If we regard the sum of the cognition of pure speculative reason
as an edifice, the idea of which, at least, exists in the human
mind, it may be said that we have in the Transcendental Doctrine of
Elements examined the materials and determined to what edifice these
belong, and what its height and stability. We have found, indeed,
that, although we had purposed to build for ourselves a tower which
should reach to Heaven, the supply of materials sufficed merely for
a habitation, which was spacious enough for all terrestrial
purposes, and high enough to enable us to survey the level plain of
experience, but that the bold undertaking designed necessarily
failed for want of materials- not to mention the confusion of tongues,
which gave rise to endless disputes among the labourers on the plan of
the edifice, and at last scattered them over all the world, each to
erect a separate building for himself, according to his own plans
and his own inclinations. Our present task relates not to the
materials, but to the plan of an edifice; and, as we have had
sufficient warning not to venture blindly upon a design which may be
found to transcend our natural powers, while, at the same time, we
cannot give up the intention of erecting a secure abode for the
mind, we must proportion our design to the material which is presented
to us, and which is, at the same time, sufficient for all our wants.
I understand, then, by the transcendental doctrine of method, the
determination of the formal conditions of a complete system of pure
reason. We shall accordingly have to treat of the discipline, the
canon, the architectonic, and, finally, the history of pure reason.

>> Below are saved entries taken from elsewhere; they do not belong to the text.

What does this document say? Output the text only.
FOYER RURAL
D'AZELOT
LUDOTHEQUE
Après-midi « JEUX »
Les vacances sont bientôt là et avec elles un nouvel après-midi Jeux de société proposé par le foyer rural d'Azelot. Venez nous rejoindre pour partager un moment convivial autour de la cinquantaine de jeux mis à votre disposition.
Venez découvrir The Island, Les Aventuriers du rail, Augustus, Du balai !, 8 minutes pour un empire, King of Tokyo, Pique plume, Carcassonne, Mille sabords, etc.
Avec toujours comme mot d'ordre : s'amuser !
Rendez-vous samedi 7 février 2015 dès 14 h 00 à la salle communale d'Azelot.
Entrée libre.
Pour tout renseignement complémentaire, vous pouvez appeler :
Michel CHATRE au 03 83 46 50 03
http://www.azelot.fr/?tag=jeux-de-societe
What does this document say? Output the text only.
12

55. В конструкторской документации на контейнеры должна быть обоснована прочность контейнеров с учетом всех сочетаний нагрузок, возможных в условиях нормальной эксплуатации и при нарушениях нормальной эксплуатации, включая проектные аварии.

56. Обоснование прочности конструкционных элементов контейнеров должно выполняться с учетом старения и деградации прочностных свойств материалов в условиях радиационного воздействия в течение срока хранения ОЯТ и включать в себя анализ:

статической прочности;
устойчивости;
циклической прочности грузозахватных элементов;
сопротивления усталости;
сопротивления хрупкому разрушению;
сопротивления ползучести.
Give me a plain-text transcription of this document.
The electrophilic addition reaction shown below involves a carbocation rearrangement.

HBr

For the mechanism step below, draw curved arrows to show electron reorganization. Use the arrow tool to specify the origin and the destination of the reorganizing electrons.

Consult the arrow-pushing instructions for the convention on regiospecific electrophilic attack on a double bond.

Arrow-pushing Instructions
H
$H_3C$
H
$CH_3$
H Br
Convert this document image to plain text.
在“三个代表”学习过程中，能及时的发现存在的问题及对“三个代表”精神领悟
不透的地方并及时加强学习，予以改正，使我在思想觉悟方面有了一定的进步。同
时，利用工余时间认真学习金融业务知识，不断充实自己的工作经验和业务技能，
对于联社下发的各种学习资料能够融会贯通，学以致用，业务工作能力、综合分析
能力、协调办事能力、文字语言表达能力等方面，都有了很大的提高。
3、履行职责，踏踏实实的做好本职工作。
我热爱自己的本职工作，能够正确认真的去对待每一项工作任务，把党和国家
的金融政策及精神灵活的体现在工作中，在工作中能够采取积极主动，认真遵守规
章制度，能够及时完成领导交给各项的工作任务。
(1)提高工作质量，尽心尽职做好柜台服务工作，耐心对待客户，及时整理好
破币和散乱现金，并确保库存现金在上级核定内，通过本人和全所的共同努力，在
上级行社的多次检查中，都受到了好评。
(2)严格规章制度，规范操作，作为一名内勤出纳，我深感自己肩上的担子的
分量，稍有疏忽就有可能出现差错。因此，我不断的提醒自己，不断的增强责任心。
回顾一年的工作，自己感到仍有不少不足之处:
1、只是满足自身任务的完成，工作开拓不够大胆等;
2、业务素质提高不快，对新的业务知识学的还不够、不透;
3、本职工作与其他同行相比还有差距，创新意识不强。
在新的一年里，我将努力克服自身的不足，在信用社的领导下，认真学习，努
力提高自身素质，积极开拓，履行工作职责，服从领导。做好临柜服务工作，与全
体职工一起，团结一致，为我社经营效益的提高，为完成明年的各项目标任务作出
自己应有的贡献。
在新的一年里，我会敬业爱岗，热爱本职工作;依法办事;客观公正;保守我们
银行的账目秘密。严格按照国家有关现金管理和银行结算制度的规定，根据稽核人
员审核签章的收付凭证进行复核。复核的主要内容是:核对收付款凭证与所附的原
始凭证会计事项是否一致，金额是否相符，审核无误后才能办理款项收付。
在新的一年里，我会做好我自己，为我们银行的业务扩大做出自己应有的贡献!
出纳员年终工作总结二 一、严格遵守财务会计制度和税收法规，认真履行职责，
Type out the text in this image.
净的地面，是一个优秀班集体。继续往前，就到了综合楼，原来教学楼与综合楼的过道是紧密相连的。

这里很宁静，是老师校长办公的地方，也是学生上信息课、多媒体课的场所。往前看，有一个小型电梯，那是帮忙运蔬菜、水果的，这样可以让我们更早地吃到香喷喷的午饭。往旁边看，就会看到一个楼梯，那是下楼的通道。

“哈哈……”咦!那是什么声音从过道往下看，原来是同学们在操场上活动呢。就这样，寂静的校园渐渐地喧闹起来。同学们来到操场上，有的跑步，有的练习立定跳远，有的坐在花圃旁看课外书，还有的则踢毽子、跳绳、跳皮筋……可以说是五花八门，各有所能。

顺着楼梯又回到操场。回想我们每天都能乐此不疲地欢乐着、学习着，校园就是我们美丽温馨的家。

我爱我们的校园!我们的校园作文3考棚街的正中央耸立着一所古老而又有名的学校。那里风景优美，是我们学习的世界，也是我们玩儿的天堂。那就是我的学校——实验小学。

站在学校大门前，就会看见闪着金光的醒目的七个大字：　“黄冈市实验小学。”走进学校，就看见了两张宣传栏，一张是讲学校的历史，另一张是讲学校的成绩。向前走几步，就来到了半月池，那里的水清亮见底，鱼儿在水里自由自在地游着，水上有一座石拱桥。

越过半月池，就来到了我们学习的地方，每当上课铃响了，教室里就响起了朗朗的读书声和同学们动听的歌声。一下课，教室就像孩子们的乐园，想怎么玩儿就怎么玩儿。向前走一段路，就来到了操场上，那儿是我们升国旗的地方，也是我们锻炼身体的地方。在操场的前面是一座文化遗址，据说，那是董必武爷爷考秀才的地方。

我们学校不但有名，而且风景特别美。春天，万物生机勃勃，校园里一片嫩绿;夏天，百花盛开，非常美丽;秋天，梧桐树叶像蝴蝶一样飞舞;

This part of our Critique will accomplish, from the transcendental
point of view, what has been usually attempted, but miserably
executed, under the name of practical logic. It has been badly
executed, I say, because general logic, not being limited to any
particular kind of cognition (not even to the pure cognition of the
understanding) nor to any particular objects, it cannot, without
borrowing from other sciences, do more than present merely the
titles or signs of possible methods and the technical expressions,
which are employed in the systematic parts of all sciences; and thus
the pupil is made acquainted with names, the meaning and application
of which he is to learn only at some future time.